Tá bom, tá bom, mas cadê vocês falando dos míseros 8 pontos do LeBron James em uma final da NBA? Estão defendendo ele de novo né? Meu deus, nunca mais vou ler o Bola Presa! Calma, calma, vamos lá. O discurso do King James é perfeito: ele diz que não precisa forçar o jogo já que tem Wade e Bosh inspirados e em bom dia atuando do seu lado, ele está sendo um facilitador e dando espaço para os outros jogadores do seu time em melhor fase brilharem. O problema é que o discuro é tão bom, mas tão bom, que o LeBron está levando ele muito a sério! Tá bom, ele estava em um dia ruim, mas mesmo em dias ruins ele pode driblar o Jason Terry e cavar uma falta. Mesmo em um dia de arremessos tortos é uma obrigação moral arremessar por cima do Jason Kidd se ele recebe a bola próximo a cesta. Ele não jogou mal e distribuiu bons passes, mas levou o papel de coadjuvante a sério demais, deixando de se tornar uma ameaça no ataque e facilitando o trabalho da defesa do Mavs. Ele precisa entender (e deveria saber isso dos tempos de Cavs) que também é função dos jogadores secundários eventualmente acertar uns arremessos para tirar o peso das costas de quem é o maior responsável por marcar os pontos da equipe.

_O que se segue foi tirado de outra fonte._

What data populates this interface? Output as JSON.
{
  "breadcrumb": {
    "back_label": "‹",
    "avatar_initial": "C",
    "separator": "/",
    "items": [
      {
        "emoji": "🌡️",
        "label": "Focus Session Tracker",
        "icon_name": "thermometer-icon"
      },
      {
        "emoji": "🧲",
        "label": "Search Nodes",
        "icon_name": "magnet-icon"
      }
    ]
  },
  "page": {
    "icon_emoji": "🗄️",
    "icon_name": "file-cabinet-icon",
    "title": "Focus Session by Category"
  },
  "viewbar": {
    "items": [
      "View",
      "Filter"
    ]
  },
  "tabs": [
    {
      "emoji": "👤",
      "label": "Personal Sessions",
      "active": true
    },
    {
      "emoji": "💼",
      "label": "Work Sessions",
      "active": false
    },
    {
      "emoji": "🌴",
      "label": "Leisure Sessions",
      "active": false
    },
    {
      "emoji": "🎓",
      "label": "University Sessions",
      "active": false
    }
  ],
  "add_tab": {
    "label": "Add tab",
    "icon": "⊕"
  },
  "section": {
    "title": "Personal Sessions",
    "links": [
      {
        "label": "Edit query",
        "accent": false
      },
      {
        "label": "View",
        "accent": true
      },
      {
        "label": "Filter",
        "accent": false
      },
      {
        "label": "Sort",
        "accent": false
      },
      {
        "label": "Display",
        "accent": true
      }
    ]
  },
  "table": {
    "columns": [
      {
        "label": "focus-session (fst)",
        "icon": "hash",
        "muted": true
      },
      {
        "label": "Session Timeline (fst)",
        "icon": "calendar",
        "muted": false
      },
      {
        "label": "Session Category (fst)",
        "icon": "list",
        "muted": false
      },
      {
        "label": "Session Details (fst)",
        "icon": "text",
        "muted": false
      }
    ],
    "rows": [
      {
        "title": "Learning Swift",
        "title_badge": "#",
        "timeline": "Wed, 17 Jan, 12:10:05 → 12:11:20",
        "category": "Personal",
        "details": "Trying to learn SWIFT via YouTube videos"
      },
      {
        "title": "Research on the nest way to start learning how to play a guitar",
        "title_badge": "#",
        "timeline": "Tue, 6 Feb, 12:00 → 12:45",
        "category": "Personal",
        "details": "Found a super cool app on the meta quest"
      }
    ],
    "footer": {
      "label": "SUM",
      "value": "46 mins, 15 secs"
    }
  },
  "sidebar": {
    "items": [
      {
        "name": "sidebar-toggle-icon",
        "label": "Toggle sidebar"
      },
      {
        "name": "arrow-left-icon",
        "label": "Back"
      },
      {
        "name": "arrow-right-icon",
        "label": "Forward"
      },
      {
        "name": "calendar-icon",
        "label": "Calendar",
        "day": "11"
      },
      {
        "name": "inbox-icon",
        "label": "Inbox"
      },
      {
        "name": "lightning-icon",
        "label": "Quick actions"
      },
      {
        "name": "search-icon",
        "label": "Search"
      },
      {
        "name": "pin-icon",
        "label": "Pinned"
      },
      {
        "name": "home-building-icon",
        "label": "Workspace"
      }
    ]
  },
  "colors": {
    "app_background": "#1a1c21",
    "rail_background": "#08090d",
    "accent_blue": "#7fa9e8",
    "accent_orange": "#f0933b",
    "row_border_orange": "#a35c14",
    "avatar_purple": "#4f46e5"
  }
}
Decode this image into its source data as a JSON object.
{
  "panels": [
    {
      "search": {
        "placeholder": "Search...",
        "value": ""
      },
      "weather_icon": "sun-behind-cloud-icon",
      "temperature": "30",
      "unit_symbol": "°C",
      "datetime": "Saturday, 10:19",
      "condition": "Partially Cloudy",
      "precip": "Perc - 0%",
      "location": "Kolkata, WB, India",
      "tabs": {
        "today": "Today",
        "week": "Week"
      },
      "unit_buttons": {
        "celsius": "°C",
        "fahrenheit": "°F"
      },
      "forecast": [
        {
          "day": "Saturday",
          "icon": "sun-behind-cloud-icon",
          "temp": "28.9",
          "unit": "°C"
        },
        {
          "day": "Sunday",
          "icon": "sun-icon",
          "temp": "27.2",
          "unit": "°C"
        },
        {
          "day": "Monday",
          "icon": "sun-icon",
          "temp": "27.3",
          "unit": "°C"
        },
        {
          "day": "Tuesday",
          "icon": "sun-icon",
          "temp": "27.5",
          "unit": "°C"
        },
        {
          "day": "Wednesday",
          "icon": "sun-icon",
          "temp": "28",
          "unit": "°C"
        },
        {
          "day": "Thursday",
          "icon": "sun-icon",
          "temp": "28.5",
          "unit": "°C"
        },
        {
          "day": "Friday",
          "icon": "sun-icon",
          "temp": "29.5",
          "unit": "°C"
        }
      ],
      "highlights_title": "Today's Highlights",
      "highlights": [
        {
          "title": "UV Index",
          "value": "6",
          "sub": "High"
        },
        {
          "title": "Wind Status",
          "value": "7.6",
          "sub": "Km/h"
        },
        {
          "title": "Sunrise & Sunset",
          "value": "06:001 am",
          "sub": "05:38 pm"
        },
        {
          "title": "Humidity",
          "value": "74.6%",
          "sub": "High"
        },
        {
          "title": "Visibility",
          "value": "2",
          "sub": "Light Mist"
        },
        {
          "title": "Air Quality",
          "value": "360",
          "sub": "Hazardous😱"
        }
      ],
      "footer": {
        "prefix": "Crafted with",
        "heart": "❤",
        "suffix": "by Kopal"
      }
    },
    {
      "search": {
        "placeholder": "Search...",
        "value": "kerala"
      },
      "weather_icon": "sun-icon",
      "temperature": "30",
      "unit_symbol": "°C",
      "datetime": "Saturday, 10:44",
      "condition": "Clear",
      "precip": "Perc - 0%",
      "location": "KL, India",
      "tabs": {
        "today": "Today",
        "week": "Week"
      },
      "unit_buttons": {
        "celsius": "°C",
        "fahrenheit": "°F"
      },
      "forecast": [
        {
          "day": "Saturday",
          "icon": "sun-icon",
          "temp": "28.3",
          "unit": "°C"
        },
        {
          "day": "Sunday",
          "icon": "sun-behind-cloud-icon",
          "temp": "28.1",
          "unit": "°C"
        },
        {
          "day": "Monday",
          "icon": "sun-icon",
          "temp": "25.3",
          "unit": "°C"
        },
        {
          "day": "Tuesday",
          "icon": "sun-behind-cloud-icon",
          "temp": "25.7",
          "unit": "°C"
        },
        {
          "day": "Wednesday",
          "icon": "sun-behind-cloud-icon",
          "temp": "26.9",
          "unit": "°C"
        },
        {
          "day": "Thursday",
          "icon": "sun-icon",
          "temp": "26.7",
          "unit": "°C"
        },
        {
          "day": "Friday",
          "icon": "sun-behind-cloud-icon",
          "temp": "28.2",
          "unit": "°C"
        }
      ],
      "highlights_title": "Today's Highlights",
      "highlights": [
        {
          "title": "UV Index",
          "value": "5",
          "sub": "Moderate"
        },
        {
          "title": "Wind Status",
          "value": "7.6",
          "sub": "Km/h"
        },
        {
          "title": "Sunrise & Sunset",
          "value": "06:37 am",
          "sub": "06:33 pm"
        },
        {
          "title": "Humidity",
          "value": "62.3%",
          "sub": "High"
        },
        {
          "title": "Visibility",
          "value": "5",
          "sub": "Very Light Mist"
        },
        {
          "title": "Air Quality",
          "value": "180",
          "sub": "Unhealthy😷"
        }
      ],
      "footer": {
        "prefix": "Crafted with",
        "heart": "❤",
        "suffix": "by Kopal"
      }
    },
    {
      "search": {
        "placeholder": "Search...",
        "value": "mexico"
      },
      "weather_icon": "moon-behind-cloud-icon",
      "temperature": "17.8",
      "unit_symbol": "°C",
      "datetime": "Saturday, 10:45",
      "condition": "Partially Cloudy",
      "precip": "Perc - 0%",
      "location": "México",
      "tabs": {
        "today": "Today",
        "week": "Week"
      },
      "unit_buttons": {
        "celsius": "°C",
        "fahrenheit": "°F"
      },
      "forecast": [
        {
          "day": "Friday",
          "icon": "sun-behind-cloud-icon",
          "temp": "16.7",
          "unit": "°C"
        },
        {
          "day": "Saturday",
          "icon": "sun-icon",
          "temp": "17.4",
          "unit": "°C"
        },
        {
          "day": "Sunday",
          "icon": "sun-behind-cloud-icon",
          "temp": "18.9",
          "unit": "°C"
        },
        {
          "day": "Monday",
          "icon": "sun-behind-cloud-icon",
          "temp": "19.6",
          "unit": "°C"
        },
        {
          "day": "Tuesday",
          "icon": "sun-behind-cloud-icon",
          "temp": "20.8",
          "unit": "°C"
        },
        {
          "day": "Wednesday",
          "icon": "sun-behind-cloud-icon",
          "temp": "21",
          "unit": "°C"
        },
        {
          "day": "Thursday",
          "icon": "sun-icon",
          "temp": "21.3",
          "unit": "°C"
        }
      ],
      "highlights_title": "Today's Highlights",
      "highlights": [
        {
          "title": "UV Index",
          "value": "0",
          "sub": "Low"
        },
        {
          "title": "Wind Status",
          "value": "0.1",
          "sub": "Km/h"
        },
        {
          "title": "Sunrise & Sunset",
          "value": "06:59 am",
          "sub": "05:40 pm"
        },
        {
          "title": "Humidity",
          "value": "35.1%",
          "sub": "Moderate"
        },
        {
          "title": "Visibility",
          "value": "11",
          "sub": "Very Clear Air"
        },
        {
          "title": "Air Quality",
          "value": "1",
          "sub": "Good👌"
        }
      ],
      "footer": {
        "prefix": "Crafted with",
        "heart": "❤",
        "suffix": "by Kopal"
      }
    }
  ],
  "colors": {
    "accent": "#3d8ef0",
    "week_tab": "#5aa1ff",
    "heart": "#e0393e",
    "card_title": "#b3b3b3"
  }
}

Outra coisa, o LeBron James ficou tão fora do jogo no ataque que isso parece até ter afetado a defesa dele. Tiveram umas duas infiltrações do Shawn Marion em cima deles (uma com direito a trash talk depois da cesta) que devem ter deixado o Derrick Rose indignado. Por que aquela defesa fora de série contra o Bulls e essa coisa desleixada contra o Mavs? Sei lá, não é a primeira vez que o LeBron parece desinteressado em um jogo importante, mas também se ele voltar no próximo jogo e ser o cara mais espetacular da história da humanidade não será surpresa. Sei que se Marion, Terry, Kidd e Barea (além de DeShawn Stevenson, com importantes bolas de 3!) continuarem ajudando Dirk no ataque o Heat irá precisar da versão mais inspirada do LeBron no ataque por pelo menos dois jogos. Conseguir ele consegue, fácil, mas às vezes bate aquela preguiça...

3 comentários:

Chico disse...

Acho que a vontade incondicional que o LeBron tem de ser mais baixo, e jogar como PG não permitem ele de usar a força física sobre o Kidd, o Stevenson ou sobre o Terry. O que mais me impressionou em relação a isso foi que a defesa em zona do Mavs que sempre mantinha Marion e Kidd revezando entre LeBron e Wade se tornou em alguns momentos uma defesa individual com Marion no Wade e Kidd no LeBron!!! Marion é um dos melhores defensores na NBA hoje em dia (na minha opiniao é o melhor) e deu conta de Durant e Kobe no perímetro, e por vezes foi obrigado a se manter no Wade pois LeBron parecia não demonstrar perigo. Pois bem, com LeBron assim o final não teria sido outro.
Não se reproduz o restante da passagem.